J’ai toujours eu peur de l’échec dans ma vie. Et ce, depuis le jour où j’ai vu mon propre père mourir dans un hôpital par manque de soin. Il n’avait pas assez de moyens financiers pour payer ses soins. Je n’ai tellement pas supporté sa disparition que j’ai décidé de quitter mon pays par voie illégale, en espérant avoir un avenir meilleur.

Ce n’était pas facile de traverser le désert et la Méditerranée. J’ai vu mes amis mourir. Je n’ai rien pu faire pour eux. Par la grâce de Dieu, je suis arrivé en Europe. Quand j’ai quitté l’Afrique, mon rêve était d’arriver en Europe et d’approfondir mon métier (cariste ou carreleur).
Malheureusement, une fois arrivé en Europe, on nous torture avec les papiers et nous sommes logés dans des conditions vraiment difficiles.
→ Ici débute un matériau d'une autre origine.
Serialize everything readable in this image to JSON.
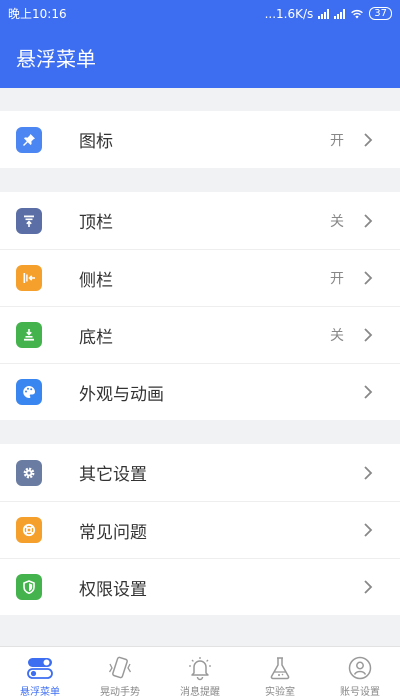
{
  "status_bar": {
    "time": "晚上10:16",
    "speed": "...1.6K/s",
    "battery": "37"
  },
  "title": "悬浮菜单",
  "groups": [
    [
      {
        "label": "图标",
        "state": "开",
        "icon": "pin-icon",
        "color": "#4b86f2"
      }
    ],
    [
      {
        "label": "顶栏",
        "state": "关",
        "icon": "top-bar-icon",
        "color": "#5b6fa6"
      },
      {
        "label": "侧栏",
        "state": "开",
        "icon": "side-bar-icon",
        "color": "#f5a02c"
      },
      {
        "label": "底栏",
        "state": "关",
        "icon": "bottom-bar-icon",
        "color": "#45b34d"
      },
      {
        "label": "外观与动画",
        "state": "",
        "icon": "palette-icon",
        "color": "#3a86f0"
      }
    ],
    [
      {
        "label": "其它设置",
        "state": "",
        "icon": "gear-icon",
        "color": "#6b7ca3"
      },
      {
        "label": "常见问题",
        "state": "",
        "icon": "lifebuoy-icon",
        "color": "#f5a02c"
      },
      {
        "label": "权限设置",
        "state": "",
        "icon": "shield-icon",
        "color": "#45b34d"
      }
    ]
  ],
  "tabs": [
    {
      "label": "悬浮菜单",
      "icon": "toggle-icon",
      "active": true
    },
    {
      "label": "晃动手势",
      "icon": "shake-phone-icon",
      "active": false
    },
    {
      "label": "消息提醒",
      "icon": "bell-icon",
      "active": false
    },
    {
      "label": "实验室",
      "icon": "flask-icon",
      "active": false
    },
    {
      "label": "账号设置",
      "icon": "account-icon",
      "active": false
    }
  ],
  "colors": {
    "primary": "#3d6ef2",
    "background": "#f1f2f4"
  }
}
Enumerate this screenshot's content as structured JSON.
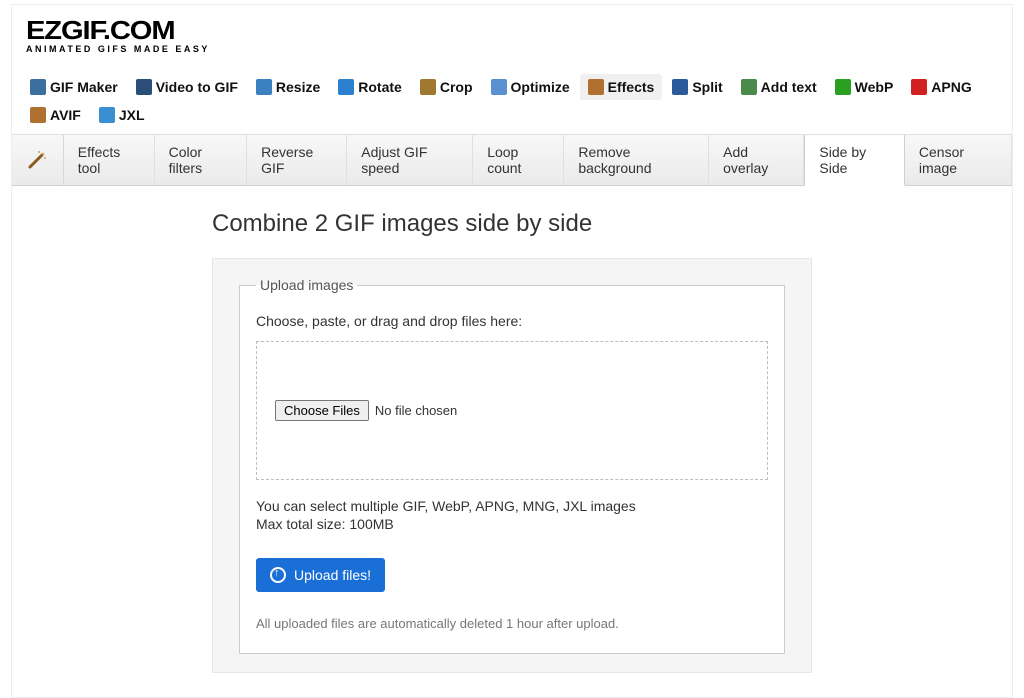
{
  "logo": {
    "main": "EZGIF.COM",
    "sub": "ANIMATED GIFS MADE EASY"
  },
  "mainNav": {
    "items": [
      {
        "label": "GIF Maker",
        "icon": "film-icon",
        "color": "#3a6fa0"
      },
      {
        "label": "Video to GIF",
        "icon": "video-icon",
        "color": "#2a4d7a"
      },
      {
        "label": "Resize",
        "icon": "resize-icon",
        "color": "#3a7fbf"
      },
      {
        "label": "Rotate",
        "icon": "rotate-icon",
        "color": "#2a7fcf"
      },
      {
        "label": "Crop",
        "icon": "crop-icon",
        "color": "#a07830"
      },
      {
        "label": "Optimize",
        "icon": "optimize-icon",
        "color": "#5a8fd0"
      },
      {
        "label": "Effects",
        "icon": "effects-icon",
        "color": "#b07030",
        "active": true
      },
      {
        "label": "Split",
        "icon": "split-icon",
        "color": "#2a5a9a"
      },
      {
        "label": "Add text",
        "icon": "text-icon",
        "color": "#4a8a4a"
      },
      {
        "label": "WebP",
        "icon": "webp-icon",
        "color": "#2aa020"
      },
      {
        "label": "APNG",
        "icon": "apng-icon",
        "color": "#d02020"
      },
      {
        "label": "AVIF",
        "icon": "avif-icon",
        "color": "#b07030"
      },
      {
        "label": "JXL",
        "icon": "jxl-icon",
        "color": "#3a8fd0"
      }
    ]
  },
  "subNav": {
    "items": [
      {
        "label": "Effects tool"
      },
      {
        "label": "Color filters"
      },
      {
        "label": "Reverse GIF"
      },
      {
        "label": "Adjust GIF speed"
      },
      {
        "label": "Loop count"
      },
      {
        "label": "Remove background"
      },
      {
        "label": "Add overlay"
      },
      {
        "label": "Side by Side",
        "active": true
      },
      {
        "label": "Censor image"
      }
    ]
  },
  "page": {
    "title": "Combine 2 GIF images side by side"
  },
  "upload": {
    "legend": "Upload images",
    "instruction": "Choose, paste, or drag and drop files here:",
    "chooseLabel": "Choose Files",
    "noFile": "No file chosen",
    "info1": "You can select multiple GIF, WebP, APNG, MNG, JXL images",
    "info2": "Max total size: 100MB",
    "button": "Upload files!",
    "footnote": "All uploaded files are automatically deleted 1 hour after upload."
  }
}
Au départ, nous étions à S*** à cause de la mauvaise gérance des migrants. F*** a repris le Centre où nous logions. On se disait que les choses allaient aller un peu mieux. Mais c’était vraiment le calvaire qui commençait. Avec cette organe, même ta santé n’est pas assurée. Peu importe ton problème, leurs membres vont te donner du paracétamol. Cela n’améliore pas la santé des migrants. Ils sont très mal traités, ici en Belgique.

Je prie vraiment pour que le gouvernement belge revoit notre situation. Le plus dur, c’est le fait de recevoir une carte orange, en annonçant qu’on a accès au travail et qu’après, dans 5 ans, on te demande de quitter le territoire. Sans te rembourser les impôts payés chacune des 5 années. Moi, je trouve cela très injuste.

Auteur : Anonyme, Verviers

CET ARTICLE A ÉTÉ PRODUIT LORS D’UN ATELIER SCAN-R.